FIGURE e4.14.19  Clock cycles 4 and 5 of the instruction sequence on page 4.13-26 with a load replacing sub. The bubble is inserted in the pipeline in clock cycle 4, and then the and instruction is allowed to proceed in clock cycle 5. The forwarding unit is highlighted in clock cycle 5 because it is forwarding data from lw to the ALU. Note that in clock cycle 4, the forwarding unit forwards the address of the lw as if it were the contents of register $2; this is rendered harmless by the insertion of the bubble. The bold lines are those active in a clock cycle, and the italicized register numbers in color indicate a hazard.

FIGURE e4.14.20 Clock cycles 6 and 7 of the instruction sequence on page 4.13-26 with a load replacing sub.
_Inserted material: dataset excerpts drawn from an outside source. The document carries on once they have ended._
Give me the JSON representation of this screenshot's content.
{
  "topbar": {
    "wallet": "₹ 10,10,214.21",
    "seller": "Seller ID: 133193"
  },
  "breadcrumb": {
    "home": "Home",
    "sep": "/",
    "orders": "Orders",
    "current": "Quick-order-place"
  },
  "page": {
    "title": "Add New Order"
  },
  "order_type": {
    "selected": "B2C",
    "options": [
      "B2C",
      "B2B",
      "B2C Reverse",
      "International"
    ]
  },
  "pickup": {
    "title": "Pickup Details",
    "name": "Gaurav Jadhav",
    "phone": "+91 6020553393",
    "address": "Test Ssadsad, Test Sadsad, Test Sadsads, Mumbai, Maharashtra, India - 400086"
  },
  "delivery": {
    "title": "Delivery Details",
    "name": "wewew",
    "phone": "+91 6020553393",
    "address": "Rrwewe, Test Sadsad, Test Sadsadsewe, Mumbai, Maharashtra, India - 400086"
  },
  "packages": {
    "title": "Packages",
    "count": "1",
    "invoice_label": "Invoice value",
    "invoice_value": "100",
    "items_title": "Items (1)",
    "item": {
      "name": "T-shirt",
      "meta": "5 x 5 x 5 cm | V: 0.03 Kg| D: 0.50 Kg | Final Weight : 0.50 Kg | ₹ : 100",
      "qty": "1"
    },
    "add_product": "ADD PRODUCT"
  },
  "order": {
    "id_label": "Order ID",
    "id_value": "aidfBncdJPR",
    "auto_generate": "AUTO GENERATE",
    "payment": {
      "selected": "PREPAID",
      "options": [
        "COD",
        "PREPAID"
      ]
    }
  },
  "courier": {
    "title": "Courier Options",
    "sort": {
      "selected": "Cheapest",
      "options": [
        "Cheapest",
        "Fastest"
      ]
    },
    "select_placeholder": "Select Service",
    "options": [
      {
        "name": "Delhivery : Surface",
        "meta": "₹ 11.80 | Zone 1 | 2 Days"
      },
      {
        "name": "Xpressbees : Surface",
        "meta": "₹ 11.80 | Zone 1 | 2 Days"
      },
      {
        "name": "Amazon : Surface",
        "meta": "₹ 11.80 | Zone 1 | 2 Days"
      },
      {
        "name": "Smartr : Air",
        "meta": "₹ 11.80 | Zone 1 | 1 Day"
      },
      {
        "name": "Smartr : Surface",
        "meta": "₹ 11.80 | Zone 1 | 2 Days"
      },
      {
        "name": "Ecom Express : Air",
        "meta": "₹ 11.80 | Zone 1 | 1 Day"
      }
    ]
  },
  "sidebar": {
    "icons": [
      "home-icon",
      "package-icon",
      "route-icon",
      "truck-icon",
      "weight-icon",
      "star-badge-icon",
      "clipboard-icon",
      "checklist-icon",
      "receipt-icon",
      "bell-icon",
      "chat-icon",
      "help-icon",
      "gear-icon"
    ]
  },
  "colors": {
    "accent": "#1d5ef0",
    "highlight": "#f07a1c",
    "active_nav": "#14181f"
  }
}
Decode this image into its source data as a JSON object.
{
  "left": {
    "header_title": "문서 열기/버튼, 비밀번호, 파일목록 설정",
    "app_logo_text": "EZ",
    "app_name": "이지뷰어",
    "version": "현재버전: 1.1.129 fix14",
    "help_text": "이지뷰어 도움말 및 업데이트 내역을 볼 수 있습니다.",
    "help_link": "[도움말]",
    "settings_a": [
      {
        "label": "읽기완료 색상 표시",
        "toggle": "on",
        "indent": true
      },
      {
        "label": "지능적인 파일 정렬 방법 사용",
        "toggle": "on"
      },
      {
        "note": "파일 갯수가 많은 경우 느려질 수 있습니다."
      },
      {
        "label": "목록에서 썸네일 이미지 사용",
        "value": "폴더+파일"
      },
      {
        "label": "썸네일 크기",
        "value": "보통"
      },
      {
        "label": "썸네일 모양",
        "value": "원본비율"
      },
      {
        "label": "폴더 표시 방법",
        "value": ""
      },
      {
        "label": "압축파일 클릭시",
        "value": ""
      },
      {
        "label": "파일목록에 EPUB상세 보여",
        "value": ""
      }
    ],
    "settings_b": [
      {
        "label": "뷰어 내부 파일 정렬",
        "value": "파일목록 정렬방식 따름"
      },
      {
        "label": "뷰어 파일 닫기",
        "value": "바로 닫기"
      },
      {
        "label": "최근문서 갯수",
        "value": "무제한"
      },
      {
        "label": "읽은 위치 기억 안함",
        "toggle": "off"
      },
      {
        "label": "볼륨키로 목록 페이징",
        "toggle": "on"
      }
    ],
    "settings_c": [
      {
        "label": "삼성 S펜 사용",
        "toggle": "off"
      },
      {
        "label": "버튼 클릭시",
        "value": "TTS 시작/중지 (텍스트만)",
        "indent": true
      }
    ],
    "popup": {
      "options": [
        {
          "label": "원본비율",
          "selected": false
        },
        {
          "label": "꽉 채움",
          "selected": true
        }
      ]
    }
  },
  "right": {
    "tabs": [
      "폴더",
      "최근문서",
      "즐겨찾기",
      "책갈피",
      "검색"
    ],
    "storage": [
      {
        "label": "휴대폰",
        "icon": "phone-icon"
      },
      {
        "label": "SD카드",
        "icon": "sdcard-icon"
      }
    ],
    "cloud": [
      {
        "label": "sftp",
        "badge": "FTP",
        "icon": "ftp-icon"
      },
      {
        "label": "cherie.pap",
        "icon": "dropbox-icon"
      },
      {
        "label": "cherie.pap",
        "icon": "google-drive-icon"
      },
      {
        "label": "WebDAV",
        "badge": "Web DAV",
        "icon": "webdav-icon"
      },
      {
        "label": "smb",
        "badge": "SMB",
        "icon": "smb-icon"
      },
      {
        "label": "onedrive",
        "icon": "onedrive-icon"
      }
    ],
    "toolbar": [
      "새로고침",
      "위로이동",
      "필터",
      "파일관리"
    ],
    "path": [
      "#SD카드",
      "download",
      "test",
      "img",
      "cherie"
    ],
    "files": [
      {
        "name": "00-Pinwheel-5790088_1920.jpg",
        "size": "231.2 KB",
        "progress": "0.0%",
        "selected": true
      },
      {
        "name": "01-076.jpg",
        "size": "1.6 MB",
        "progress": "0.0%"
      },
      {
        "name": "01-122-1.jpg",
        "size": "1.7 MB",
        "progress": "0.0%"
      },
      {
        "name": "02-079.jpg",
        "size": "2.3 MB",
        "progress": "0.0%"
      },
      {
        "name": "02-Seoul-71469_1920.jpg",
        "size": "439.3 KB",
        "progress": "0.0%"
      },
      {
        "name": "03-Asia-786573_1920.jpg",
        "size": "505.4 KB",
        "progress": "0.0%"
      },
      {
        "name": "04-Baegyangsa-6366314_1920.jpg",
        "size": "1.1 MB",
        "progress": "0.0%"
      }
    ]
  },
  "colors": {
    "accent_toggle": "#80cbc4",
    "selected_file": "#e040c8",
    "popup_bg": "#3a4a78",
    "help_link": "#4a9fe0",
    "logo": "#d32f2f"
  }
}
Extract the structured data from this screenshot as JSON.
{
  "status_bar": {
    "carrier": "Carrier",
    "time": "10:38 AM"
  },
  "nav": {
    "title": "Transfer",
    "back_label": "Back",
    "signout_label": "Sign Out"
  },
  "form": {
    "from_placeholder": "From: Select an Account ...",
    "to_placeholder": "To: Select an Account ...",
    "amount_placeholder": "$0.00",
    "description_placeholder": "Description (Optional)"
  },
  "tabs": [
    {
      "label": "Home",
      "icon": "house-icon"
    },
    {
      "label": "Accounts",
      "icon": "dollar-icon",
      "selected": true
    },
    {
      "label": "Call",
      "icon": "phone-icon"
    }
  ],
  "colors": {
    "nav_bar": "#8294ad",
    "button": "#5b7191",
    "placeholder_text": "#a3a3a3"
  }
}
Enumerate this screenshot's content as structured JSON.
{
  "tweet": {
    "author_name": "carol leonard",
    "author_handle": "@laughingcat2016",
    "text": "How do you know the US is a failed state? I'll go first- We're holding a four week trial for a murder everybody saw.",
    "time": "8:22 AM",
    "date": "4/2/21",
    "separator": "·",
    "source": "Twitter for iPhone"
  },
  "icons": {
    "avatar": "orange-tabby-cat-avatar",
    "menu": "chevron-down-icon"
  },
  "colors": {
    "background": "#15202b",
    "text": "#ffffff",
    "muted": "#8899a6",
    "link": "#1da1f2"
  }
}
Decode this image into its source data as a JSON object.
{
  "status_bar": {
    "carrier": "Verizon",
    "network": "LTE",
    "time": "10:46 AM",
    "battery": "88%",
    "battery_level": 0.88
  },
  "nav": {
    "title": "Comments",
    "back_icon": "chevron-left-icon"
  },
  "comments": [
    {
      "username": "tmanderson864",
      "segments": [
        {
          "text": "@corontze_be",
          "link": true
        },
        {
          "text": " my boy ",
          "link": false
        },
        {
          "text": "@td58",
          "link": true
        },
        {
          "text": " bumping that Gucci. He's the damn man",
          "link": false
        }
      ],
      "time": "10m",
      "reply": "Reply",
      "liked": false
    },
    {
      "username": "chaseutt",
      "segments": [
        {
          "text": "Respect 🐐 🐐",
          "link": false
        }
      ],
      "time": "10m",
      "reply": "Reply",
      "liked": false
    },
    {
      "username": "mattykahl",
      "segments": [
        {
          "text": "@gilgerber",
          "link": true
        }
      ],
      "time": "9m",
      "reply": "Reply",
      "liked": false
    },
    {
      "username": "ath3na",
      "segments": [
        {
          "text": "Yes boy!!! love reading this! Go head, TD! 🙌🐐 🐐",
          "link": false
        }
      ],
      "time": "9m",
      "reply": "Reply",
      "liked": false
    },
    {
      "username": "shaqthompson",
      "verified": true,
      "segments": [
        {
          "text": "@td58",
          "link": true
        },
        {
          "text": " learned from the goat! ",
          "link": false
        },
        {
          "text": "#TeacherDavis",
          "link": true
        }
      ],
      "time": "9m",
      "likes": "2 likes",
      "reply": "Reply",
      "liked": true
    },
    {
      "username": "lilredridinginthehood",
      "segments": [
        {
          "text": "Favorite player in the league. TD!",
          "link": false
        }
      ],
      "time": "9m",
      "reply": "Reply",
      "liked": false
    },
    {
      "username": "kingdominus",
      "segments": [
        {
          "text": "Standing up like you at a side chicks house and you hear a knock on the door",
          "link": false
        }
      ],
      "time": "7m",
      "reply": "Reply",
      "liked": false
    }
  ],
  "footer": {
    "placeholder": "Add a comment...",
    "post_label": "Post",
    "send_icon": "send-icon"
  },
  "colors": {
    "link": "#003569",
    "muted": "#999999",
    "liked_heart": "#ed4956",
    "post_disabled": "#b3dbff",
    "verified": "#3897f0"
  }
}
Note that unlike in Figure e4.14.17, the stall allows the lw to complete, and so there is no forwarding from MEM/WB in clock cycle 6. Register $4 for the add in the EX stage still depends on the result from or in EX/MEM, so the forwarding unit passes the result to the ALU. The bold lines show ALU input lines active in a clock cycle, and the italicized register numbers indicate a hazard. The instructions after add are shown as inactive for pedagogical reasons.